For an example of how this seemingly obvious law applies in not-so-obvious ways to UI design, look no further than the menu bar on your computer. If you use a Mac, the drop-down list associated with the window you're working in always stays anchored to the top of the screen–not attached to the top edge of the window itself, as it does in Windows. Fitts's Law says that the Mac-style menu will be easier to point to because the top edge of the screen is a much bigger target (an infinitely tall one, in fact) than the small strip of pixels comprising the top edge of any particular window.
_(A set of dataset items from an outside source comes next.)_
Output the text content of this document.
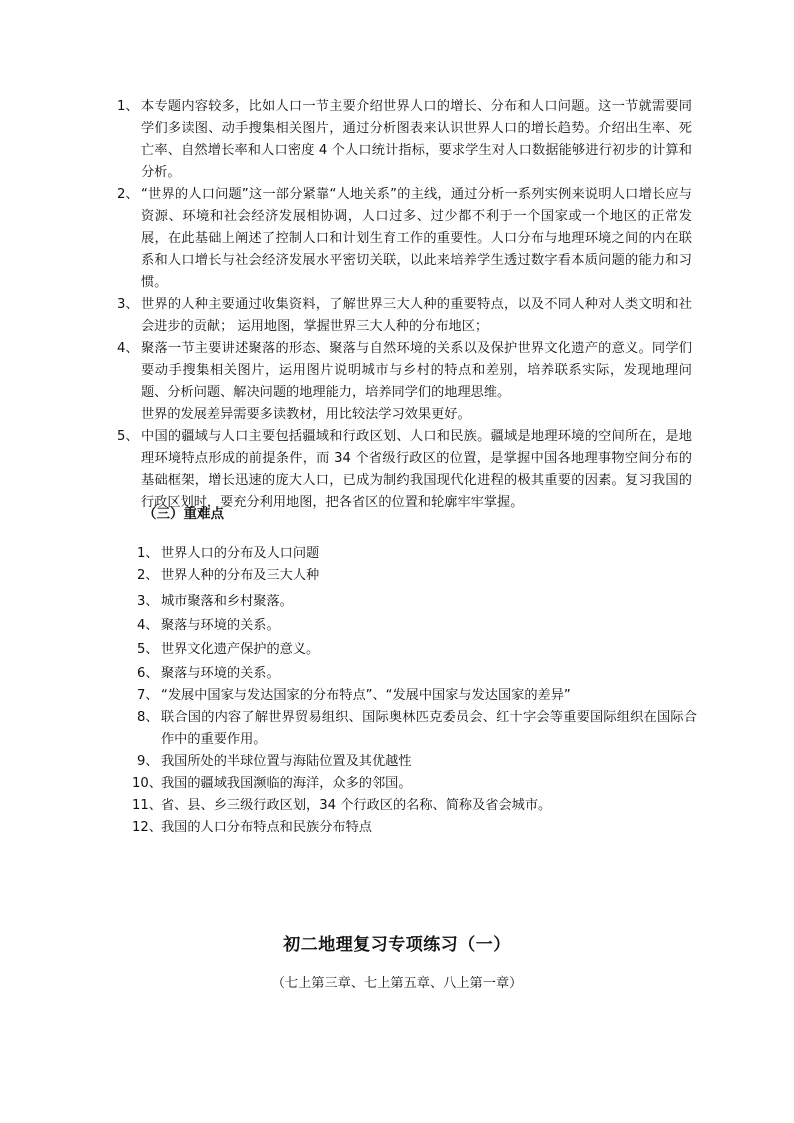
1、 本专题内容较多，比如人口一节主要介绍世界人口的增长、分布和人口问题。这一节就需要同学们多读图、动手搜集相关图片，通过分析图表来认识世界人口的增长趋势。介绍出生率、死亡率、自然增长率和人口密度 4 个人口统计指标，要求学生对人口数据能够进行初步的计算和分析。
2、 “世界的人口问题”这一部分紧靠“人地关系”的主线，通过分析一系列实例来说明人口增长应与资源、环境和社会经济发展相协调，人口过多、过少都不利于一个国家或一个地区的正常发展，在此基础上阐述了控制人口和计划生育工作的重要性。人口分布与地理环境之间的内在联系和人口增长与社会经济发展水平密切关联，以此来培养学生透过数字看本质问题的能力和习惯。
3、 世界的人种主要通过收集资料，了解世界三大人种的重要特点，以及不同人种对人类文明和社会进步的贡献； 运用地图，掌握世界三大人种的分布地区；
4、 聚落一节主要讲述聚落的形态、聚落与自然环境的关系以及保护世界文化遗产的意义。同学们要动手搜集相关图片，运用图片说明城市与乡村的特点和差别，培养联系实际，发现地理问题、分析问题、解决问题的地理能力，培养同学们的地理思维。
世界的发展差异需要多读教材，用比较法学习效果更好。
5、 中国的疆域与人口主要包括疆域和行政区划、人口和民族。疆域是地理环境的空间所在，是地理环境特点形成的前提条件，而 34 个省级行政区的位置，是掌握中国各地理事物空间分布的基础框架，增长迅速的庞大人口，已成为制约我国现代化进程的极其重要的因素。复习我国的行政区划时，要充分利用地图，把各省区的位置和轮廓牢牢掌握。
（三）重难点
1、 世界人口的分布及人口问题
2、 世界人种的分布及三大人种
3、 城市聚落和乡村聚落。
4、 聚落与环境的关系。
5、 世界文化遗产保护的意义。
6、 聚落与环境的关系。
7、 “发展中国家与发达国家的分布特点”、“发展中国家与发达国家的差异”
8、 联合国的内容了解世界贸易组织、国际奥林匹克委员会、红十字会等重要国际组织在国际合作中的重要作用。
9、 我国所处的半球位置与海陆位置及其优越性
10、 我国的疆域我国濒临的海洋，众多的邻国。
11、 省、县、乡三级行政区划，34 个行政区的名称、简称及省会城市。
12、 我国的人口分布特点和民族分布特点
初二地理复习专项练习（一）
（七上第三章、七上第五章、八上第一章）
To bring it back to Super Resize Me: You'll probably find it harder to play than you first thought. Quickly moving your mouse from one tiny area onscreen (the corner of your browser window) to another (the spot that the game tells you to resize the window to) is a textbook Fitts-ian challenge. Fitts's Law also shows that clicking and dragging is harder to do than merely pointing–another subtle UI-design wrinkle that Super Resize Me exploits.

Exploits unintentionally, I should say. "To be very honest, we actually had to check Wikipedia what Fitts's Law is," the designers at Maximin told me. "In terms of the difficulty, we didn't really do any scientific calculations. It was simply play testing and tweaking." This isn't surprising, nor is it any kind of lapse on their part: Fitts's Law is robust enough, and intuitive enough, that many designers surely follow the guidelines that the rule implies without knowing it by heart. (Fitts's Law isn't a flawless model of human-computer interaction anyway, as this insightful post by Kevin Hale explains.)


All the same, simply being aware of the law can help designers identify and solve interface-design problems that they might otherwise miss. Like window resizing, for example. I said that I haven't done it in years–not in the traditional way, that is. Instead, I use a utility called Divvy, which brings up a small grid of rectangles representing my screen; a quick flick of my mouse snaps the window into whichever grid-lined shape is convenient. Much faster, much easier–because of Fitts's Law, which says that moving my mouse pointer a small distance between large targets (like Divvy's grid) is faster and easier than clicking and dragging my mouse pointer large distances between small targets (like the corner of a window and a specific point on my screen).

So the next time you marvel at how "easy" or "intuitive" a piece of software is to use, thank its designers, of course. But also consider thanking Paul Fitts, whose eponymous law–whether the designers knew it or not–may have helped light their way.